This made news a little while ago, but I love Professor Sowell's take on it:
It was a surprise to many (and a shock to media liberals) when three judges on Iowa's Supreme Court were voted off that court in the same recent elections in which a lot of politicians were also sent packing.The people's voice only matters when it serves and protects the far-Left agenda. When it doesn't the people are well...idiots.
These judges had taken it upon themselves to rule that the voters of Iowa did not have the right to block attempts to change the definition of marriage to include homosexual couples. Here again, the particular issue -- so-called "gay marriage" -- was not as fundamental as the question of depriving the voting public of their right to decide what kinds of laws they want to live under.
That is ultimately a question of deciding what kind of country this is to be -- one ruled by "we the people" or one where the notions of an arrogant elite are to be imposed, whether the people agree or not.
Those who believe in gay marriage are free to vote for it. But, when they lose that vote, it is not the role of judges to nullify the vote and legislate from the bench.
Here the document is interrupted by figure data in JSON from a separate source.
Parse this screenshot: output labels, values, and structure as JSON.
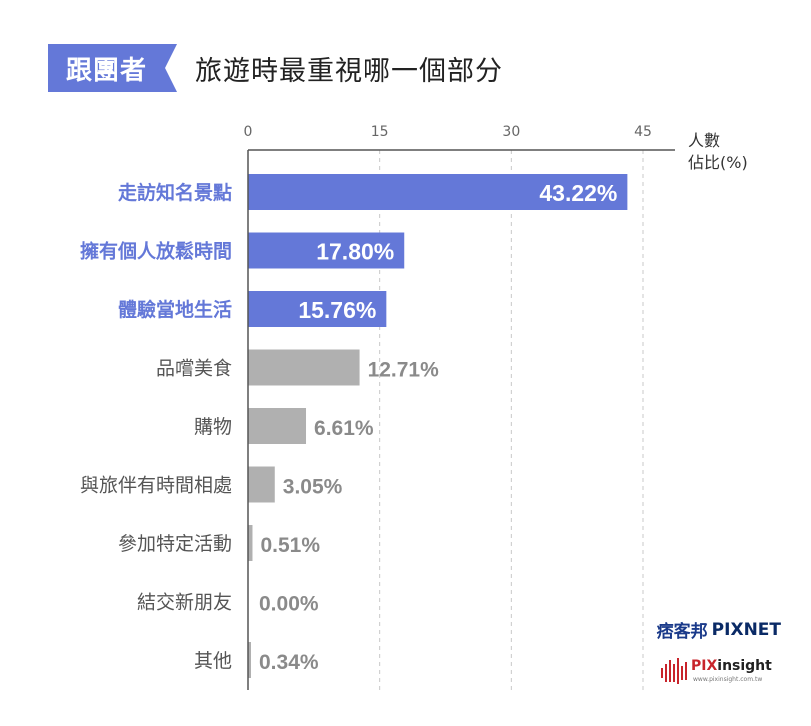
{
  "header": {
    "tag": "跟團者",
    "title": "旅遊時最重視哪一個部分"
  },
  "colors": {
    "highlight": "#6478d8",
    "normal": "#b0b0b0",
    "label_normal": "#555555",
    "axis": "#666666"
  },
  "chart_data": {
    "type": "bar",
    "orientation": "horizontal",
    "unit_label": "人數佔比(%)",
    "unit_label_lines": [
      "人數",
      "佔比(%)"
    ],
    "xlim": [
      0,
      45
    ],
    "xticks": [
      0,
      15,
      30,
      45
    ],
    "grid": "vertical dashed",
    "categories": [
      "走訪知名景點",
      "擁有個人放鬆時間",
      "體驗當地生活",
      "品嚐美食",
      "購物",
      "與旅伴有時間相處",
      "參加特定活動",
      "結交新朋友",
      "其他"
    ],
    "values": [
      43.22,
      17.8,
      15.76,
      12.71,
      6.61,
      3.05,
      0.51,
      0.0,
      0.34
    ],
    "value_labels": [
      "43.22%",
      "17.80%",
      "15.76%",
      "12.71%",
      "6.61%",
      "3.05%",
      "0.51%",
      "0.00%",
      "0.34%"
    ],
    "highlighted": [
      true,
      true,
      true,
      false,
      false,
      false,
      false,
      false,
      false
    ]
  },
  "logos": {
    "pixnet_cn": "痞客邦",
    "pixnet_en": "PIXNET",
    "pixinsight_pix": "PIX",
    "pixinsight_rest": "insight",
    "pixinsight_url": "www.pixinsight.com.tw"
  }
}
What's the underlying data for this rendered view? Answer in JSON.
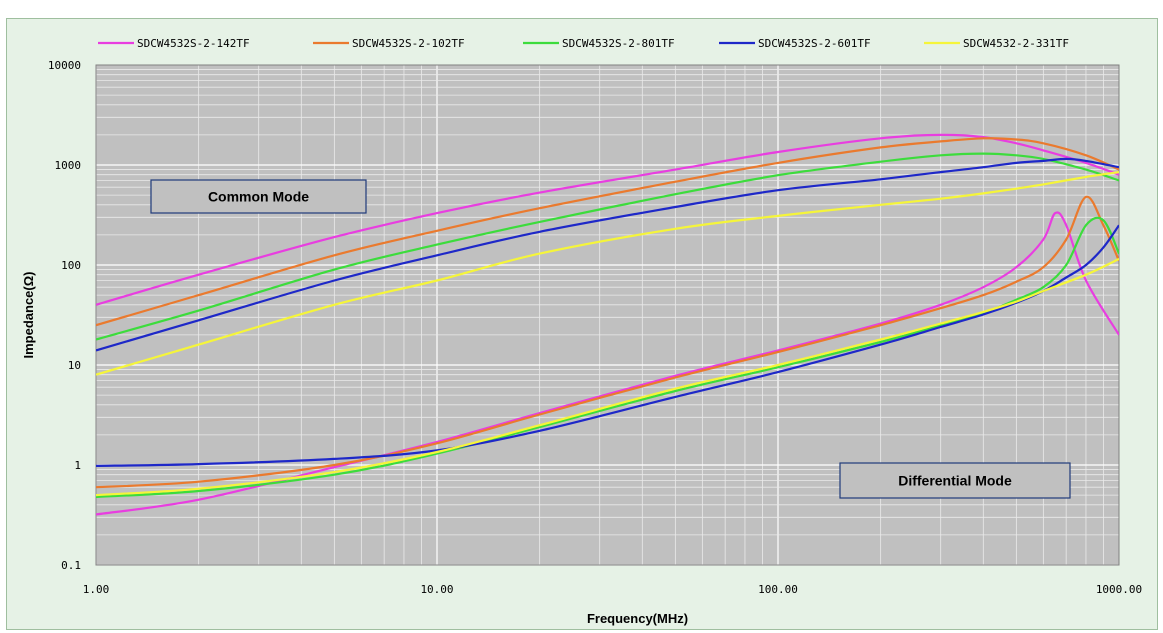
{
  "chart_data": {
    "type": "line",
    "xlabel": "Frequency(MHz)",
    "ylabel": "Impedance(Ω)",
    "xscale": "log",
    "yscale": "log",
    "xlim": [
      1,
      1000
    ],
    "ylim": [
      0.1,
      10000
    ],
    "x_ticks": [
      "1.00",
      "10.00",
      "100.00",
      "1000.00"
    ],
    "y_ticks": [
      "0.1",
      "1",
      "10",
      "100",
      "1000",
      "10000"
    ],
    "grid": true,
    "legend_position": "top",
    "background_color": "#c0c0c0",
    "annotations": [
      {
        "text": "Common Mode"
      },
      {
        "text": "Differential Mode"
      }
    ],
    "series": [
      {
        "name": "SDCW4532S-2-142TF",
        "color": "#e83ee0",
        "common_mode": {
          "x": [
            1,
            2,
            5,
            10,
            20,
            50,
            100,
            200,
            300,
            400,
            500,
            600,
            800,
            1000
          ],
          "y": [
            40,
            80,
            190,
            330,
            530,
            900,
            1350,
            1850,
            2000,
            1900,
            1650,
            1400,
            1050,
            800
          ]
        },
        "differential_mode": {
          "x": [
            1,
            2,
            5,
            10,
            20,
            50,
            100,
            200,
            300,
            400,
            500,
            600,
            650,
            700,
            800,
            1000
          ],
          "y": [
            0.32,
            0.45,
            0.95,
            1.7,
            3.3,
            7.8,
            14,
            26,
            40,
            60,
            95,
            180,
            330,
            250,
            70,
            20
          ]
        }
      },
      {
        "name": "SDCW4532S-2-102TF",
        "color": "#ea7a2e",
        "common_mode": {
          "x": [
            1,
            2,
            5,
            10,
            20,
            50,
            100,
            200,
            300,
            400,
            500,
            600,
            800,
            1000
          ],
          "y": [
            25,
            50,
            125,
            220,
            370,
            680,
            1050,
            1500,
            1720,
            1850,
            1800,
            1650,
            1250,
            900
          ]
        },
        "differential_mode": {
          "x": [
            1,
            2,
            5,
            10,
            20,
            50,
            100,
            200,
            300,
            400,
            500,
            600,
            700,
            800,
            900,
            1000
          ],
          "y": [
            0.6,
            0.68,
            1.0,
            1.65,
            3.2,
            7.5,
            13.5,
            25,
            37,
            50,
            68,
            95,
            180,
            480,
            250,
            110
          ]
        }
      },
      {
        "name": "SDCW4532S-2-801TF",
        "color": "#3cdc3c",
        "common_mode": {
          "x": [
            1,
            2,
            5,
            10,
            20,
            50,
            100,
            200,
            300,
            400,
            500,
            600,
            800,
            1000
          ],
          "y": [
            18,
            35,
            90,
            160,
            270,
            510,
            790,
            1080,
            1250,
            1300,
            1250,
            1150,
            900,
            700
          ]
        },
        "differential_mode": {
          "x": [
            1,
            2,
            5,
            10,
            20,
            50,
            100,
            200,
            300,
            400,
            500,
            600,
            700,
            800,
            900,
            1000
          ],
          "y": [
            0.48,
            0.55,
            0.8,
            1.3,
            2.4,
            5.5,
            9.5,
            17,
            25,
            33,
            45,
            60,
            100,
            250,
            280,
            130
          ]
        }
      },
      {
        "name": "SDCW4532S-2-601TF",
        "color": "#1e28c8",
        "common_mode": {
          "x": [
            1,
            2,
            5,
            10,
            20,
            50,
            100,
            200,
            300,
            400,
            500,
            600,
            700,
            800,
            1000
          ],
          "y": [
            14,
            28,
            70,
            125,
            215,
            380,
            560,
            720,
            850,
            950,
            1050,
            1100,
            1150,
            1100,
            950
          ]
        },
        "differential_mode": {
          "x": [
            1,
            2,
            5,
            10,
            20,
            50,
            100,
            200,
            300,
            400,
            500,
            600,
            700,
            800,
            900,
            1000
          ],
          "y": [
            0.98,
            1.02,
            1.15,
            1.4,
            2.2,
            4.8,
            8.5,
            16,
            24,
            32,
            42,
            55,
            75,
            100,
            150,
            250
          ]
        }
      },
      {
        "name": "SDCW4532-2-331TF",
        "color": "#f5f53a",
        "common_mode": {
          "x": [
            1,
            2,
            5,
            10,
            20,
            50,
            100,
            200,
            300,
            400,
            500,
            600,
            800,
            1000
          ],
          "y": [
            8,
            16,
            40,
            70,
            130,
            230,
            310,
            400,
            460,
            520,
            580,
            640,
            760,
            850
          ]
        },
        "differential_mode": {
          "x": [
            1,
            2,
            5,
            10,
            20,
            50,
            100,
            200,
            300,
            400,
            500,
            600,
            800,
            1000
          ],
          "y": [
            0.5,
            0.58,
            0.85,
            1.35,
            2.5,
            5.8,
            10,
            18,
            26,
            34,
            43,
            55,
            80,
            115
          ]
        }
      }
    ]
  }
}
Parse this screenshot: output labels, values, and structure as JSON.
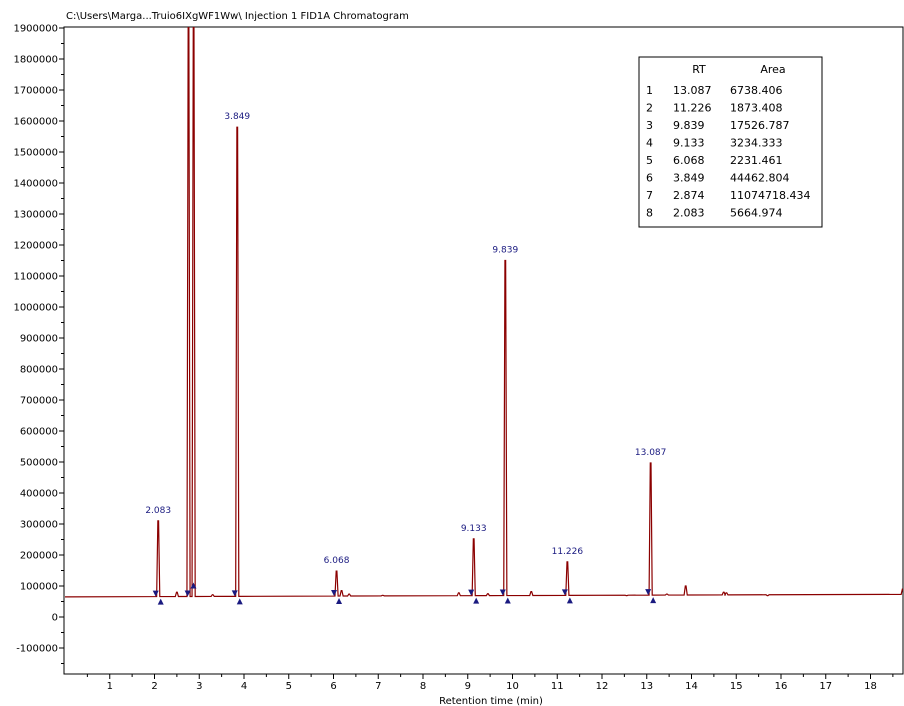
{
  "chart_data": {
    "type": "line",
    "title": "C:\\Users\\Marga...Truio6IXgWF1Ww\\ Injection 1 FID1A Chromatogram",
    "xlabel": "Retention time (min)",
    "ylabel": "",
    "xlim": [
      0,
      18.75
    ],
    "ylim": [
      -180000,
      1910000
    ],
    "x_ticks": [
      1,
      2,
      3,
      4,
      5,
      6,
      7,
      8,
      9,
      10,
      11,
      12,
      13,
      14,
      15,
      16,
      17,
      18
    ],
    "y_ticks": [
      -100000,
      0,
      100000,
      200000,
      300000,
      400000,
      500000,
      600000,
      700000,
      800000,
      900000,
      1000000,
      1100000,
      1200000,
      1300000,
      1400000,
      1500000,
      1600000,
      1700000,
      1800000,
      1900000
    ],
    "baseline": 65000,
    "series_color": "#8b0000",
    "marker_color": "#1a1a80",
    "peaks": [
      {
        "rt": 2.083,
        "height": 310000,
        "label": "2.083"
      },
      {
        "rt": 2.76,
        "height": 1910000,
        "label": ""
      },
      {
        "rt": 2.874,
        "height": 1910000,
        "label": ""
      },
      {
        "rt": 3.849,
        "height": 1580000,
        "label": "3.849"
      },
      {
        "rt": 6.068,
        "height": 148000,
        "label": "6.068"
      },
      {
        "rt": 9.133,
        "height": 252000,
        "label": "9.133"
      },
      {
        "rt": 9.839,
        "height": 1150000,
        "label": "9.839"
      },
      {
        "rt": 11.226,
        "height": 178000,
        "label": "11.226"
      },
      {
        "rt": 13.087,
        "height": 497000,
        "label": "13.087"
      },
      {
        "rt": 13.87,
        "height": 100000,
        "label": ""
      }
    ],
    "table": {
      "headers": [
        "",
        "RT",
        "Area"
      ],
      "rows": [
        [
          "1",
          "13.087",
          "6738.406"
        ],
        [
          "2",
          "11.226",
          "1873.408"
        ],
        [
          "3",
          "9.839",
          "17526.787"
        ],
        [
          "4",
          "9.133",
          "3234.333"
        ],
        [
          "5",
          "6.068",
          "2231.461"
        ],
        [
          "6",
          "3.849",
          "44462.804"
        ],
        [
          "7",
          "2.874",
          "11074718.434"
        ],
        [
          "8",
          "2.083",
          "5664.974"
        ]
      ]
    }
  }
}
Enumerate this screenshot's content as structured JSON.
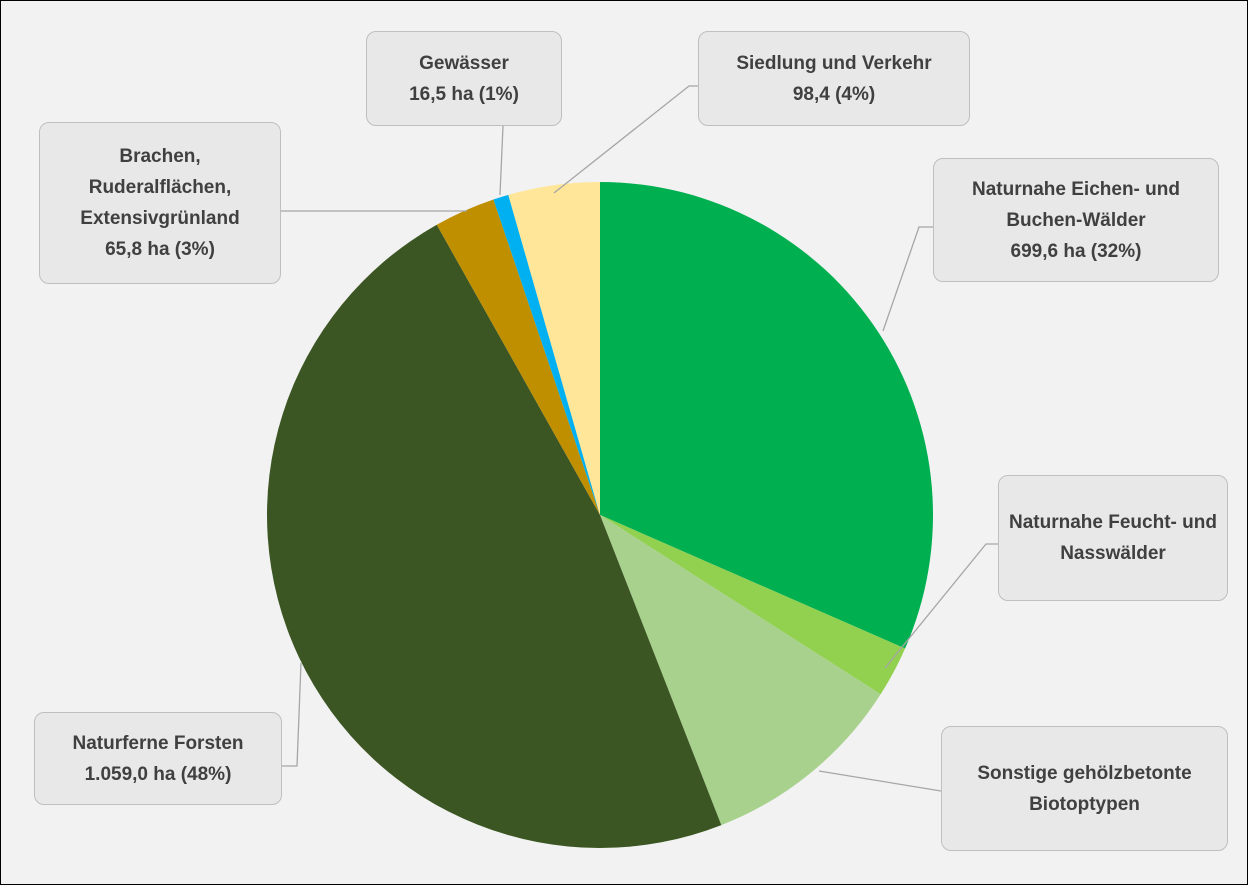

Judges who become politicians in robes often lie like politicians as well, claiming that they are just applying the Constitution, when they're in fact exercising powers that the Constitution never gave them. If they're going to act like politicians, then they should be voted out like politicians.
Media liberals, who like what liberal judges do, spring to their defense. The media spin is that judges were voted off the bench because of "unpopular" decisions and that this threatens judicial "independence."
Since this was the first time that a justice of the Iowa Supreme Court was voted off the bench in nearly half a century, it is very doubtful that there was never an "unpopular" court decision in all that time. The media spin about "unpopular" decisions sidesteps the far more important question of whether the judges usurped powers that were never given to them by the Constitution.
As for judicial "independence," that doesn't mean being independent of the laws. Being a judge doesn't mean being given arbitrary powers to enact the liberal agenda from the bench, which means depriving the citizens of their most basic rights that define a free and self-governing people.